Sewall graduated in 1866 from Northwestern Female College (later absorbed by Northwestern University), in Evanston, Illinois. She received an M.A. degree in 1871. Over the next several years she taught school in Corinth, Mississippi, was principal of the high school in Plainwell, Michigan, and from 1872 to 1880 was a teacher at a high school in Indianapolis.
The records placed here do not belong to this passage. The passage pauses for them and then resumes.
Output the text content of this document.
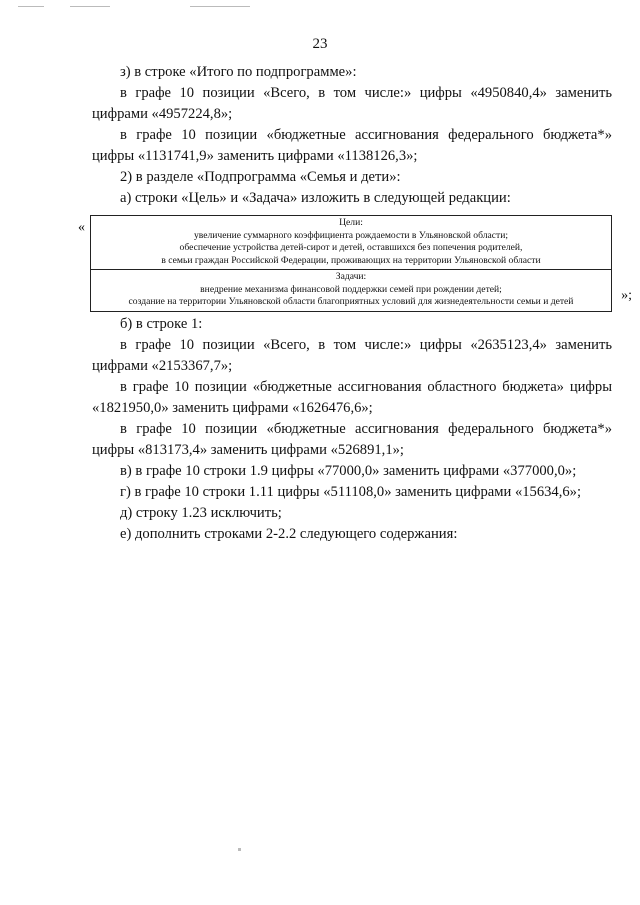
23

з) в строке «Итого по подпрограмме»:

в графе 10 позиции «Всего, в том числе:» цифры «4950840,4» заменить цифрами «4957224,8»;

в графе 10 позиции «бюджетные ассигнования федерального бюджета*» цифры «1131741,9» заменить цифрами «1138126,3»;

2) в разделе «Подпрограмма «Семья и дети»:

а) строки «Цель» и «Задача» изложить в следующей редакции:

«	Цели:
увеличение суммарного коэффициента рождаемости в Ульяновской области;
обеспечение устройства детей-сирот и детей, оставшихся без попечения родителей,
в семьи граждан Российской Федерации, проживающих на территории Ульяновской области

Задачи:
внедрение механизма финансовой поддержки семей при рождении детей;
создание на территории Ульяновской области благоприятных условий для жизнедеятельности семьи и детей	»;

б) в строке 1:

в графе 10 позиции «Всего, в том числе:» цифры «2635123,4» заменить цифрами «2153367,7»;

в графе 10 позиции «бюджетные ассигнования областного бюджета» цифры «1821950,0» заменить цифрами «1626476,6»;

в графе 10 позиции «бюджетные ассигнования федерального бюджета*» цифры «813173,4» заменить цифрами «526891,1»;

в) в графе 10 строки 1.9 цифры «77000,0» заменить цифрами «377000,0»;

г) в графе 10 строки 1.11 цифры «511108,0» заменить цифрами «15634,6»;

д) строку 1.23 исключить;

е) дополнить строками 2-2.2 следующего содержания:
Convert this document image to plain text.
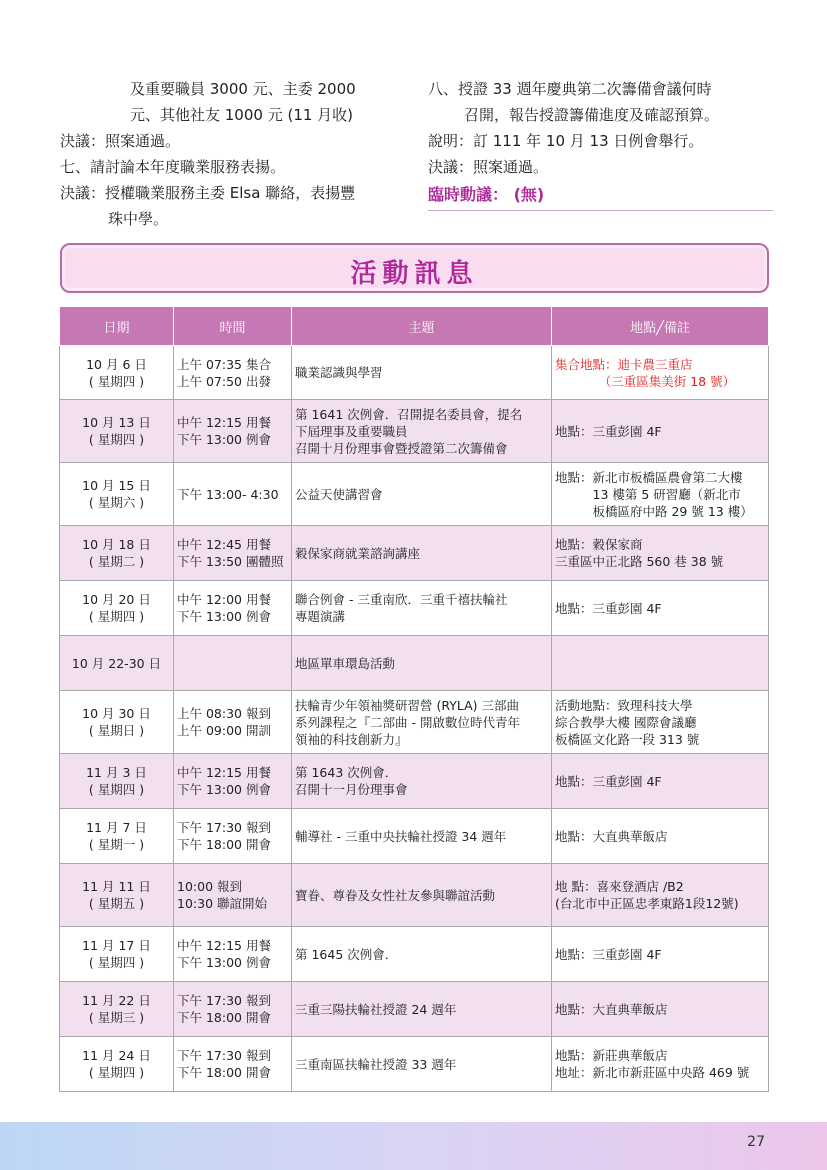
及重要職員 3000 元、主委 2000
元、其他社友 1000 元 (11 月收)
決議：照案通過。
七、請討論本年度職業服務表揚。
決議：授權職業服務主委 Elsa 聯絡，表揚豐
珠中學。
八、授證 33 週年慶典第二次籌備會議何時
召開，報告授證籌備進度及確認預算。
說明：訂 111 年 10 月 13 日例會舉行。
決議：照案通過。
臨時動議： (無)
活動訊息
日期	時間	主題	地點╱備註
10 月 6 日
( 星期四 )	上午 07:35 集合
上午 07:50 出發	職業認識與學習	集合地點：迪卡農三重店
　　　　（三重區集美街 18 號）
10 月 13 日
( 星期四 )	中午 12:15 用餐
下午 13:00 例會	第 1641 次例會．召開提名委員會，提名
下屆理事及重要職員
召開十月份理事會暨授證第二次籌備會	地點：三重彭園 4F
10 月 15 日
( 星期六 )	下午 13:00- 4:30	公益天使講習會	地點：新北市板橋區農會第二大樓
　　　13 樓第 5 研習廳（新北市
　　　板橋區府中路 29 號 13 樓）
10 月 18 日
( 星期二 )	中午 12:45 用餐
下午 13:50 團體照	穀保家商就業諮詢講座	地點：穀保家商
三重區中正北路 560 巷 38 號
10 月 20 日
( 星期四 )	中午 12:00 用餐
下午 13:00 例會	聯合例會 - 三重南欣．三重千禧扶輪社
專題演講	地點：三重彭園 4F
10 月 22-30 日		地區單車環島活動	
10 月 30 日
( 星期日 )	上午 08:30 報到
上午 09:00 開訓	扶輪青少年領袖獎研習營 (RYLA) 三部曲
系列課程之『二部曲 - 開啟數位時代青年
領袖的科技創新力』	活動地點：致理科技大學
綜合教學大樓 國際會議廳
板橋區文化路一段 313 號
11 月 3 日
( 星期四 )	中午 12:15 用餐
下午 13:00 例會	第 1643 次例會．
召開十一月份理事會	地點：三重彭園 4F
11 月 7 日
( 星期一 )	下午 17:30 報到
下午 18:00 開會	輔導社 - 三重中央扶輪社授證 34 週年	地點：大直典華飯店
11 月 11 日
( 星期五 )	10:00 報到
10:30 聯誼開始	寶眷、尊眷及女性社友參與聯誼活動	地 點：喜來登酒店 /B2
(台北市中正區忠孝東路1段12號)
11 月 17 日
( 星期四 )	中午 12:15 用餐
下午 13:00 例會	第 1645 次例會．	地點：三重彭園 4F
11 月 22 日
( 星期三 )	下午 17:30 報到
下午 18:00 開會	三重三陽扶輪社授證 24 週年	地點：大直典華飯店
11 月 24 日
( 星期四 )	下午 17:30 報到
下午 18:00 開會	三重南區扶輪社授證 33 週年	地點：新莊典華飯店
地址：新北市新莊區中央路 469 號
27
In 1882 she and her second husband, Theodore L. Sewall, also a teacher, founded the Girls’ Classical School of Indianapolis, with which she was associated for a quarter of a century. She served as principal from her husband’s death in 1895 until 1907. During that period she also became widely known for her efforts in the women’s rights movement. She had helped found the Indianapolis Equal Suffrage Society in 1878, and in 1881–83 she led a campaign that narrowly failed to secure woman suffrage in Indiana. From 1882 to 1890 she was chairman of the executive committee of the National Woman Suffrage Association. She was an early member of the Association of Collegiate Alumnae, founded in 1882, and the next year she helped organize the Western Association of Collegiate Alumnae, of which she was president in 1886 and 1888–89 (both groups later were absorbed into the American Association of University Women).
In 1888 Sewall and Frances Willard took charge of a convention held in Washington, D.C., to mark the 40th anniversary of the Seneca Falls Convention. From the Washington meeting emerged the National Council of Women, of which Sewall was first recording secretary and later, in 1897–99, president. The International Council of Women, formally organized in 1889, also grew out of the Washington meeting, and she served as its president from 1899 to 1904. In 1889 she joined in organizing and was elected first vice president of the General Federation of Women’s Clubs. During 1891–92 she traveled extensively in Europe to build support for the World’s Congress of Representative Women, of which she was chairman, to be held in conjunction with the World’s Columbian Exposition in Chicago in 1893. Sewall’s last years were devoted principally to the cause of peace.